Doch eines nach dem anderen: Sehr viel spricht dafür, dass die Freiheitlichen sehr erfolgreich Politik in dem Sinne machen, dass sie ihre Klientel bei Laune halten. Im Unterschied zu den 2000er Jahren brechen ihre Umfragewerte diesmal nicht ein. Auch die Persönlichkeitswerte von Vizekanzler, Parteichef Heinz-Christian Strache und Co. sind vergleichsweise gut; besser jedenfalls, als die der meisten ÖVP-Regierungsmitglieder.
Das Erfolgsgeheimnis: Sich nicht darum scheren, was fürs Staatsganze vernünftig sein könnte, sondern ganz brutal fortsetzen, was sie bereits in Opposition gemacht haben. Politik nämlich gegen Fremde und das Establishment, Medien und „Funktionäre“ inklusive; sowie Politik für das, was sie unter „echten Österreichern“ verstehen, Autofahrer inklusive.
Selbst ein möglicher Vertrauensverlust in die Justiz kann Moser nicht aus der Ruhe bringen.

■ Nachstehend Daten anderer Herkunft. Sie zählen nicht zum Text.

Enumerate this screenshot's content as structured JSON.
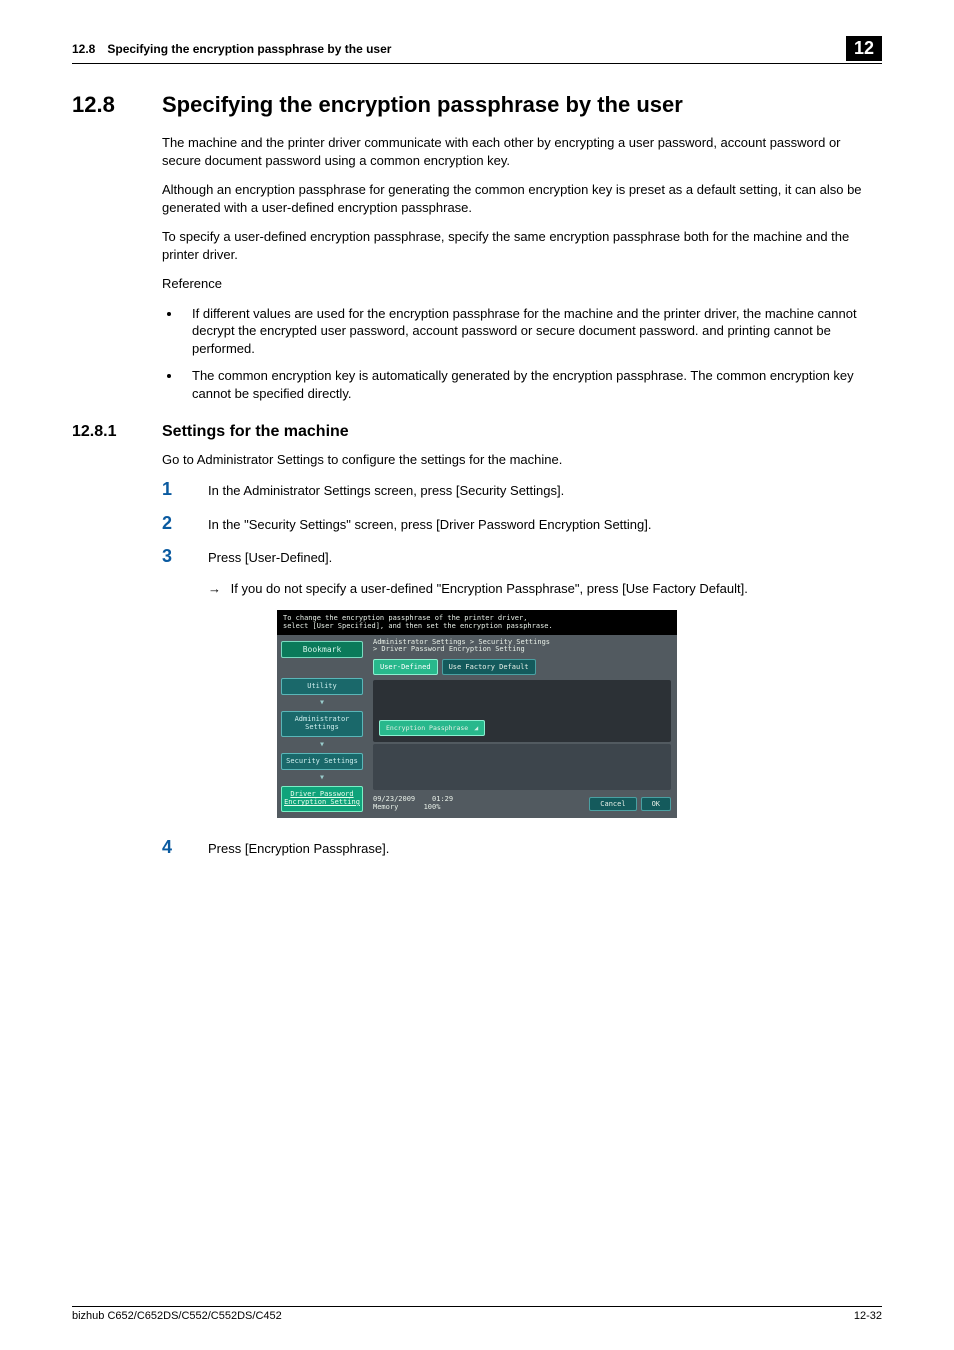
{
  "header": {
    "section_number": "12.8",
    "section_title": "Specifying the encryption passphrase by the user",
    "chapter": "12"
  },
  "h1": {
    "number": "12.8",
    "title": "Specifying the encryption passphrase by the user"
  },
  "intro": {
    "p1": "The machine and the printer driver communicate with each other by encrypting a user password, account password or secure document password using a common encryption key.",
    "p2": "Although an encryption passphrase for generating the common encryption key is preset as a default setting, it can also be generated with a user-defined encryption passphrase.",
    "p3": "To specify a user-defined encryption passphrase, specify the same encryption passphrase both for the machine and the printer driver.",
    "ref_label": "Reference",
    "bullets": [
      "If different values are used for the encryption passphrase for the machine and the printer driver, the machine cannot decrypt the encrypted user password, account password or secure document password. and printing cannot be performed.",
      "The common encryption key is automatically generated by the encryption passphrase. The common encryption key cannot be specified directly."
    ]
  },
  "h2": {
    "number": "12.8.1",
    "title": "Settings for the machine",
    "lead": "Go to Administrator Settings to configure the settings for the machine."
  },
  "steps": [
    {
      "n": "1",
      "text": "In the Administrator Settings screen, press [Security Settings]."
    },
    {
      "n": "2",
      "text": "In the \"Security Settings\" screen, press [Driver Password Encryption Setting]."
    },
    {
      "n": "3",
      "text": "Press [User-Defined]."
    },
    {
      "n": "4",
      "text": "Press [Encryption Passphrase]."
    }
  ],
  "substep3": "If you do not specify a user-defined \"Encryption Passphrase\", press [Use Factory Default].",
  "screenshot": {
    "help1": "To change the encryption passphrase of the printer driver,",
    "help2": "select [User Specified], and then set the encryption passphrase.",
    "bookmark": "Bookmark",
    "nav": {
      "utility": "Utility",
      "admin": "Administrator Settings",
      "security": "Security Settings",
      "driver": "Driver Password Encryption Setting"
    },
    "breadcrumb1": "Administrator Settings > Security Settings",
    "breadcrumb2": "> Driver Password Encryption Setting",
    "tab_user": "User-Defined",
    "tab_factory": "Use Factory Default",
    "enc_btn": "Encryption Passphrase",
    "date": "09/23/2009",
    "time": "01:29",
    "mem_label": "Memory",
    "mem_val": "100%",
    "cancel": "Cancel",
    "ok": "OK"
  },
  "footer": {
    "model": "bizhub C652/C652DS/C552/C552DS/C452",
    "page": "12-32"
  }
}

Wenn Innenminister Herbert Kickl (FPÖ) beim BVT aufräumt, wie es seiner Partei gefällt, wird ihm das in der freiheitlichen Anhängerschaft kaum schaden. Im Gegenteil. Schaden tut es eher Justizminister Josef Moser (ÖVP). Immerhin verfestigt sich der Eindruck, dass sich Mitarbeiter seines Ressorts instrumentalisieren ließen; ohne ihre Hilfe wären zum Beispiel die Hausdurchsuchungen, noch dazu durch die Einheit zur Bekämpfung von Straßenkriminalität, nicht möglich gewesen. Umso bemerkenswerter, dass Moser all das zumindest nach außen hin mit größter Gelassenheit hinnimmt. Selbst der mögliche Vertrauensverlust in die Justiz, der damit einhergehen könnte, kann ihn nicht aus der Ruhe bringen.
Zur Marionette freiheitlicher Politik verkommt wiederum Köstinger als Umweltministerin.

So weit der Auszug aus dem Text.